La tecnologia e la prontezza operativa si sono rivelate ancora una volta determinanti per prevenire potenziali tragedie. Nella mattinata odierna, il cuore di Fiuggi è stato teatro di un intervento lampo della Polizia di Stato, scaturito dal segnale acustico e visivo emesso da una sala di controllo. Un uomo di 49 anni, residente nella città termale e già gravato da una misura cautelare, è finito in manette dopo aver sfidato apertamente i limiti imposti dall’Autorità Giudiziaria per proteggere la sua ex compagna.
Tutto è iniziato quando la Sala Operativa della Questura di Frosinone ha rilevato un’anomalia nei tracciati GPS: il braccialetto elettronico indossato dal quarantanovenne stava segnalando una violazione in corso. L’uomo si trovava infatti a meno di 100 metri dal luogo di lavoro della ex moglie, una distanza ampiamente inferiore a quella prescritta dall’Ordinanza di Divieto di Avvicinamento a cui era sottoposto. La segnalazione è stata immediatamente dirottata agli uomini del Commissariato di PS di Fiuggi, impegnati nei servizi di controllo del territorio in una zona centrale della cittadina.
Gli operatori della Volante sono intervenuti nel giro di pochi istanti, intercettando l’uomo mentre si aggirava nei pressi dell’attività lavorativa della donna. La precisione millimetrica del dispositivo elettronico di controllo non ha lasciato spazio a dubbi o scuse di sorta: la violazione era flagrante. Sotto lo sguardo dei passanti, in un’area solitamente frequentata da turisti e residenti, i poliziotti hanno bloccato il soggetto, conducendolo negli uffici del locale commissariato per le procedure di identificazione e il fotosegnalamento.
L’operazione odierna sottolinea l’importanza del dispositivo elettronico di controllo, uno strumento fondamentale che permette alle Forze dell’Ordine di agire in tempo reale, prima che la vicinanza fisica possa sfociare in aggressioni o atti persecutori.
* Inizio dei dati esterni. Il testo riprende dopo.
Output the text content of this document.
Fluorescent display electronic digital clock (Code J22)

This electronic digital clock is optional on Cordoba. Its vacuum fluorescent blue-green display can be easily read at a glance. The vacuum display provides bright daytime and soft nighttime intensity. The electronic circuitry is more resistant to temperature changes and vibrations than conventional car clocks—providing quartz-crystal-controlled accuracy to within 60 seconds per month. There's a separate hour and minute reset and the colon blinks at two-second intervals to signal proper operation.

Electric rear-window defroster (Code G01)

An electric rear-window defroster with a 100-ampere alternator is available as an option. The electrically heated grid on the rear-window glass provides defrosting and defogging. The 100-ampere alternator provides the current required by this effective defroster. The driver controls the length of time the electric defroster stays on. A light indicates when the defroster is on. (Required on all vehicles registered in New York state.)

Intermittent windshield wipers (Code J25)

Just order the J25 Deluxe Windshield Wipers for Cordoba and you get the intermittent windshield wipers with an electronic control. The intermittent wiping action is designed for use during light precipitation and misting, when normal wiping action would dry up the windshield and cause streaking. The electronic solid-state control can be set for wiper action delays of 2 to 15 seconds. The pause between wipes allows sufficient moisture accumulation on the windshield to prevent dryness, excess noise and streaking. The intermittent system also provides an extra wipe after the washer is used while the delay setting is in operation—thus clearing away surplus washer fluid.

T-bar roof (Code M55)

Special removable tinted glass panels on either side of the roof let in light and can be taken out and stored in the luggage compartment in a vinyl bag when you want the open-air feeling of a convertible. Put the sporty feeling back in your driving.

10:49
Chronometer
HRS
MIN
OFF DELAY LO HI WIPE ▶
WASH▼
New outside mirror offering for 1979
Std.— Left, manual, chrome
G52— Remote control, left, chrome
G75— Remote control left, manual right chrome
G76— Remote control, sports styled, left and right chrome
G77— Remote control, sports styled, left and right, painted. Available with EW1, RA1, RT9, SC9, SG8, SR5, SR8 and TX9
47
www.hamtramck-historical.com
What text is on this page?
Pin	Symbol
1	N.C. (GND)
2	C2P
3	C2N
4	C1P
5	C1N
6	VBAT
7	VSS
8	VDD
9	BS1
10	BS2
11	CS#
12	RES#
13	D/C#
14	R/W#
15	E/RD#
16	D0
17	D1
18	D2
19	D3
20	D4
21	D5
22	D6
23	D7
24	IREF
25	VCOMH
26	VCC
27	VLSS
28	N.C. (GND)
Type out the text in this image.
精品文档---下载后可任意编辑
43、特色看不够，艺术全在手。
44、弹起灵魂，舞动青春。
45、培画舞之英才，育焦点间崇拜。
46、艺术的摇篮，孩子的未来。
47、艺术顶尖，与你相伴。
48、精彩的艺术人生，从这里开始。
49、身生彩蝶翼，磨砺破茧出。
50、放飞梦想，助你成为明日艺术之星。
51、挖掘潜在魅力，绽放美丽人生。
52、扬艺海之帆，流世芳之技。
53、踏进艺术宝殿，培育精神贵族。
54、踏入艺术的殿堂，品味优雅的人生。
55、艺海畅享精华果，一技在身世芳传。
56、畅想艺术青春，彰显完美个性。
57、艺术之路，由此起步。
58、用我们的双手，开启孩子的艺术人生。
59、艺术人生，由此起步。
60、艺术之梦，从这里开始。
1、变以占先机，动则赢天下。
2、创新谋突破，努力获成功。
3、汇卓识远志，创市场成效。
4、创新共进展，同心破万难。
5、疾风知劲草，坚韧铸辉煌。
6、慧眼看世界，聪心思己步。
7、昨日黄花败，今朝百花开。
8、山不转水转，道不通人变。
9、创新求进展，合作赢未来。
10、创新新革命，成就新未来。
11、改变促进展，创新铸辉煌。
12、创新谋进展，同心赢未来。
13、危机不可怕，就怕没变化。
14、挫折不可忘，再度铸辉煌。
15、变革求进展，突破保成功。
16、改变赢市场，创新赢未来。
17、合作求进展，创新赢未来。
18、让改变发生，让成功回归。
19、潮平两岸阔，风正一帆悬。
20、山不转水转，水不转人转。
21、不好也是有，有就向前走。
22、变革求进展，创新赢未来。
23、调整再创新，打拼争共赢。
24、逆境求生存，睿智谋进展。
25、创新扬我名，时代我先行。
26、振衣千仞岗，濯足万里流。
La protezione della persona offesa è stata garantita dalla perfetta sincronia tra la tecnologia di monitoraggio e la rapidità tattica degli agenti sul campo, confermando l’efficacia delle misure adottate dalla Procura della Repubblica di Frosinone per il contrasto alla violenza domestica.
Al termine delle formalità di rito e dopo aver informato il Pubblico Ministero di turno, l’arrestato è stato scortato presso la propria abitazione. Qui rimarrà sottoposto alla misura cautelare degli Arresti Domiciliari, in attesa di comparire davanti al giudice per l’Udienza per direttissima.